Even if this attitude reflected the opinion of the majority of beer drinkers, which it probably doesn’t, given the immense popularity of beers such as Spotted Cow, it certainly isn’t accurate in regards to the Great Dane or Capital Brewery. The Great Dane has consistently offered many specialty beers over the years that have been either very hoppy or utilized unique and interesting ingredients. We were the first in Wisconsin to offer a cask ale program, as well as the first in the nation to offer a non-stout nitro beer on tap (our Devil’s Lake Red Lager). Kirby Nelson’s Autumnal Fire was far from boring, even though it didn’t have any “weird” ingredients.

The Great American Beer Festival, which named The Great Dane as 2012’s “Best American Brewpub Group,” and Rob LoBreglio “America’s Best Brewpub Group Brewer,” and which has awarded The Great Dane dozens of medals over the years, does not have the same one-sided view of the brewing industry. It is similar to the difference between those who prefer the X-Games versus those who prefer the Olympics. It is nice that Madisonians can attend a tap takeover where most of the beers are from out-of-state breweries and 100+ IBUs. Just as we have been doing for over 20 years, we’ll be here for those who appreciate the traditional AS WELL AS the innovative.

Firkins on the wall

Great Dane may have been a bit snippy in its retort, but its point, well taken. Is not the act of creating good beer itself creative? Why demean, even if gently, when the point of a celebration of a city's beer culture is to celebrate the good totality of it? Was this all taken out of context? The MCBW may yet respond to the response.

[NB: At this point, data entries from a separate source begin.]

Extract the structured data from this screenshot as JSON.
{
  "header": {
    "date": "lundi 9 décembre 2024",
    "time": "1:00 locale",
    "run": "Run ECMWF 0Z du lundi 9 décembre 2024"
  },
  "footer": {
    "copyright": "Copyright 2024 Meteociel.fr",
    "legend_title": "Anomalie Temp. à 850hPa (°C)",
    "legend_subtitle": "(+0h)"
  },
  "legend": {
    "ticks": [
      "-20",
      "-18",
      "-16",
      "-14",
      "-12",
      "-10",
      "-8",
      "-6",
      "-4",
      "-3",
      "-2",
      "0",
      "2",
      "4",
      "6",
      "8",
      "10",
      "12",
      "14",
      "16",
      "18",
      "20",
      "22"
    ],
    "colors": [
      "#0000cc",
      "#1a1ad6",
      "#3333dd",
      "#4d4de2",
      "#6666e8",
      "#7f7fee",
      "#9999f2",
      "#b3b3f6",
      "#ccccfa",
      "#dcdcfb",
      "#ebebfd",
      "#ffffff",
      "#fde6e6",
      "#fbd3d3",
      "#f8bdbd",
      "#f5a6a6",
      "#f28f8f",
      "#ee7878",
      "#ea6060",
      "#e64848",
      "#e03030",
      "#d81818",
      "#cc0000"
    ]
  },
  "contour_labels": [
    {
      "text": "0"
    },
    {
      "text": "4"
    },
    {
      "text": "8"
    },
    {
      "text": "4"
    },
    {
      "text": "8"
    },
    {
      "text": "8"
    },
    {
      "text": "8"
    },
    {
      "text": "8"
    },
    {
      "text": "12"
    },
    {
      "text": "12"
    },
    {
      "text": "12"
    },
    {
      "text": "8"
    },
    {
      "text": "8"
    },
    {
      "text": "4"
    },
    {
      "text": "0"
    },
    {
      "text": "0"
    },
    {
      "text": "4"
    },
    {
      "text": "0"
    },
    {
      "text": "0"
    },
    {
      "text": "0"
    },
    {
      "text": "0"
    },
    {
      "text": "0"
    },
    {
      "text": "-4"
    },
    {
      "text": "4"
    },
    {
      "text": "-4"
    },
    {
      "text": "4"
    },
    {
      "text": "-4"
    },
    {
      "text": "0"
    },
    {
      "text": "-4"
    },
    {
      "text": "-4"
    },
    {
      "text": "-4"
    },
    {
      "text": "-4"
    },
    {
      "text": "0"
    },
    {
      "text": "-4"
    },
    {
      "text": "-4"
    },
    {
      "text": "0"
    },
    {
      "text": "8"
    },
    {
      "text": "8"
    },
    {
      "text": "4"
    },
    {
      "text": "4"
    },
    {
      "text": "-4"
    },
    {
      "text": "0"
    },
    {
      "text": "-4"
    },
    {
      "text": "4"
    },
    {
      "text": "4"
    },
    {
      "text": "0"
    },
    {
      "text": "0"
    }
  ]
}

And then there's a bigger question.

When the term 'craft beer' can encompass everything from extremely hoppy beers to well-etched pilsners, brewed by breweries of one-barrel, so-called, nano-brewery-size to 6-million barrel annual production regional-brewery-size, is the term a thing lacking relevance except for purposes of Linnaean-like taxonomy, marketing, association, political lobbying, and dues? *

If we accept 'craft beer' as real or Platonic ideal (I don't, which is why I enclose it in single quotations), what is it, then? Is it simply beer which is innovative, as I was recently 'schooled' on Twitter? Or would it be beer that is fresh, flavorful, well-made, and enjoyable, as well as beer of —but not limited to— variety and experimentation? (Small and local being plusses, if not end-alls.) Way too many modifiers to neatly fit into any definition.

Putting this in perspective was Kirby Nelson, brewmaster of Capital Brewery, who responded succinctly (if not in an official capacity) on Facebook:
Here's to the appreciation of all great beer,
from the mild to the extreme.

As this May is the first-ever American Mild Month, I'd agree with that.